MANILA, Philippines — The Department of Education has revoked the accreditation of Manila Teachers’ Savings and Loan Association Inc. (MTSLAI), citing an order from the Bangko Sentral ng Pilipinas (BSP) even as it drew an outcry from teachers who looked at the lending company as a credit lifeline.
The agency’s decision made MTSLAI ineligible for DepEd’s automatic payroll deduction system (APDS), which allowed the lender to deduct loan payments from teachers’ salaries directly.
“One of the serious grounds is when the Certificate of Authority (license to operate) of the entity is canceled or terminated by the [Bangko Sentral], among others,” Vice President and Education Secretary Sara Duterte said in DepEd Order No. 5 released on Monday.
The BSP, in a letter dated Nov. 23, 2022, informed DepEd that it revoked the license to operate of MTSLAI as a nonstock savings and loan association because of a “willful violation” of Republic Act No. 8367 or the Revised Non-Stock Savings and Loan Association Act of 1997.
The BSP did not specify the violations committed by the loan association.
The Alliance of Concerned Teachers (ACT) said many of its members considered the agency’s automatic deduction system a “huge help” to teachers.
According to Ruby Bernardo, president of ACT National Capital Region (NCR) Union, teachers could take out loans from MTSLAI of up to P500,000, depending on the “capacity of their payslip.”
Deductions may continue
With MTSLAI, teachers’ loan payments would be automatically deducted from their monthly pay, sparing them from the inconvenience of going to different lending institutions to pay their loans.
Duterte said that under the mutual aid system membership of MTSLAI, the collection of payroll deductions from the date of revocation on Nov. 25 would continue for the next three months or until an employee requests that it be stopped.
For loans granted before Nov. 25, “the collection of deductions for these existing loans in the APDS for MTSLAI… shall continue up to the termination dates reflected in the payslip and until fully paid.”
Duterte said MTSLAI may still continue to enforce its loans or contracts with teachers and DepEd employees by collecting directly from them, but not under the APDS anymore.
Proceeds
Bernardo said DepEd NCR told her group that loan payments from November to December would be given back to them so they could remit the payments over the counter.
“The problem with that, and this has been our problem for so long, is the arrears, because the loan was not remitted in a definite time,” Bernardo told the Inquirer on Tuesday.

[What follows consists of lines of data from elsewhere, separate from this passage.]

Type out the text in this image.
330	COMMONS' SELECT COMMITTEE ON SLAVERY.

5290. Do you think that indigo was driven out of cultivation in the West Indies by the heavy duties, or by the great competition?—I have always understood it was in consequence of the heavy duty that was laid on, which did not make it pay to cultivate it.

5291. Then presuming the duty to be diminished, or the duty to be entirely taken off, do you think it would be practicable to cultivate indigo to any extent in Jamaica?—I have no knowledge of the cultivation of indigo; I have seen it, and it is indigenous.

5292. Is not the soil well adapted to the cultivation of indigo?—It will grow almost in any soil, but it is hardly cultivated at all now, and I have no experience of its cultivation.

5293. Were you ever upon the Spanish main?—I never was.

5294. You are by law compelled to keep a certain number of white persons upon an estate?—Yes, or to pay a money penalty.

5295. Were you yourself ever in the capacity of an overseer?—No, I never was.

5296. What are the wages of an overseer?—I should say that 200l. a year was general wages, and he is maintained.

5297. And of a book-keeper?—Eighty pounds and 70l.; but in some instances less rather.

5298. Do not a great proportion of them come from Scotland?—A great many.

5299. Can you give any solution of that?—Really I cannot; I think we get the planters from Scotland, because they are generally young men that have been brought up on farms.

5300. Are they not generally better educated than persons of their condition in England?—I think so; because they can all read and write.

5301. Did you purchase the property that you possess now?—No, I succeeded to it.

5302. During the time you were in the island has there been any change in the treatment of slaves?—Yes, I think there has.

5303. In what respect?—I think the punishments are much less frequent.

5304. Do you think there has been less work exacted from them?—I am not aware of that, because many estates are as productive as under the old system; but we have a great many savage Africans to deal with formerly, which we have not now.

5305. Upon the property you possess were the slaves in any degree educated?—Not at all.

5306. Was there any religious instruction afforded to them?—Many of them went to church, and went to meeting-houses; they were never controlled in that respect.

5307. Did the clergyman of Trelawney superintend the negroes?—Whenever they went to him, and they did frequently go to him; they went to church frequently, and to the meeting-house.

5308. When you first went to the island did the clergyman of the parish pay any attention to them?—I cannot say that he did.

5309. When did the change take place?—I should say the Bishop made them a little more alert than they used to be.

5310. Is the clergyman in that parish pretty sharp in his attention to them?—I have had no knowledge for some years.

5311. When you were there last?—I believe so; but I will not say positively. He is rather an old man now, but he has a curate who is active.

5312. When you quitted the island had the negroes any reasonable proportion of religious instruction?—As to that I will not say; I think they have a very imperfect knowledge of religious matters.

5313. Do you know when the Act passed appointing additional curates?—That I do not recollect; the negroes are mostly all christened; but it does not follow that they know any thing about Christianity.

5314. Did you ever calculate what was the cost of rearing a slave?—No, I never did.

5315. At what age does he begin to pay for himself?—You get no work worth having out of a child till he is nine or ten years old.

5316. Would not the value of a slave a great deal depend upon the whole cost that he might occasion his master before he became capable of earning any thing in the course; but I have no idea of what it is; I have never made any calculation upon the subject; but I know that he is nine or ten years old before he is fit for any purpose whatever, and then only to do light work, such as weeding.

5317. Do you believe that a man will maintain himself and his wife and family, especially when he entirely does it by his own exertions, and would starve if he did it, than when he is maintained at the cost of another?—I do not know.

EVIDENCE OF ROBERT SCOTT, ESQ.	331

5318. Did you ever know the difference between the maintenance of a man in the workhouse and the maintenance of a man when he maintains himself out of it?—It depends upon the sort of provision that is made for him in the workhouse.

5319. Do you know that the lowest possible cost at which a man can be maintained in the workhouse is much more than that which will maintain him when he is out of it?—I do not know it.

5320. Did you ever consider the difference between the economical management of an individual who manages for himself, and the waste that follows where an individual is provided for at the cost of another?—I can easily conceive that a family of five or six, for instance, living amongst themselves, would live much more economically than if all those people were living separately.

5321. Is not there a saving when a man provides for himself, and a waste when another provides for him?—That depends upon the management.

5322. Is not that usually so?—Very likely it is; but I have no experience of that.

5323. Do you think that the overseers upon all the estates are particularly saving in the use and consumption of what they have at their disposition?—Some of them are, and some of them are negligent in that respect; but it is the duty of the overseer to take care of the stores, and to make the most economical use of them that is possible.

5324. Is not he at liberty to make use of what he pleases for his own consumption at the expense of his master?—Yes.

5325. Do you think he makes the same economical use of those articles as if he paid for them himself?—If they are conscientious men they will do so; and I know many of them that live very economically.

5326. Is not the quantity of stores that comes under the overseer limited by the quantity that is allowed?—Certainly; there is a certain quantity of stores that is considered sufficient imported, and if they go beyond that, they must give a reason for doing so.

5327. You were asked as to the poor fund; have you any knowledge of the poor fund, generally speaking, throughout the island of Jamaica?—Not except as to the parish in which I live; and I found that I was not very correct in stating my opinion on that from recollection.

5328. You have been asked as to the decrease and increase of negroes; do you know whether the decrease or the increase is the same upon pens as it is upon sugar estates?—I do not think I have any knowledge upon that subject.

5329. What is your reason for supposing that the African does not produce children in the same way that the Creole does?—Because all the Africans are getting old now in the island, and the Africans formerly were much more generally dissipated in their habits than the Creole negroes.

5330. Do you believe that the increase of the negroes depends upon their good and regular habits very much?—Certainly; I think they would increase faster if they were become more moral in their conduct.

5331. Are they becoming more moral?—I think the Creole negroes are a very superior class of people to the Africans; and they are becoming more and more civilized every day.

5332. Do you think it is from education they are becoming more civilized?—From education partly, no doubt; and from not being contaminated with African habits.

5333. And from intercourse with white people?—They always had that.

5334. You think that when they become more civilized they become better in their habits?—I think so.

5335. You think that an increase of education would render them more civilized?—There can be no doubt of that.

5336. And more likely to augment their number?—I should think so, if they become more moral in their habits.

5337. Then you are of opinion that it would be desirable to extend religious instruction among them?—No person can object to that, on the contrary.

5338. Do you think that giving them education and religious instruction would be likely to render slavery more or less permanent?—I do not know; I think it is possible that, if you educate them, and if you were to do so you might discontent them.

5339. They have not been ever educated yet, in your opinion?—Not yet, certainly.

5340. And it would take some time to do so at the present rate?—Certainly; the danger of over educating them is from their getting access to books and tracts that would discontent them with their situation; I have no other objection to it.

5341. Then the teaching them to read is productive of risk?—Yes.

She pointed out that teachers who took out loans from MTSLAI automatically became members, and even after paying the full amount of the loan, the lender would continue getting monthly P250 deductions from the borrower for its savings and mutual aid program.
Of that amount, P200 goes to the teachers’ savings account, which they may withdraw every five years, while the remaining P50 is set aside for a retirement fund.
The question now, according to Bernardo, is what would happen to the proceeds of that P250 contribution.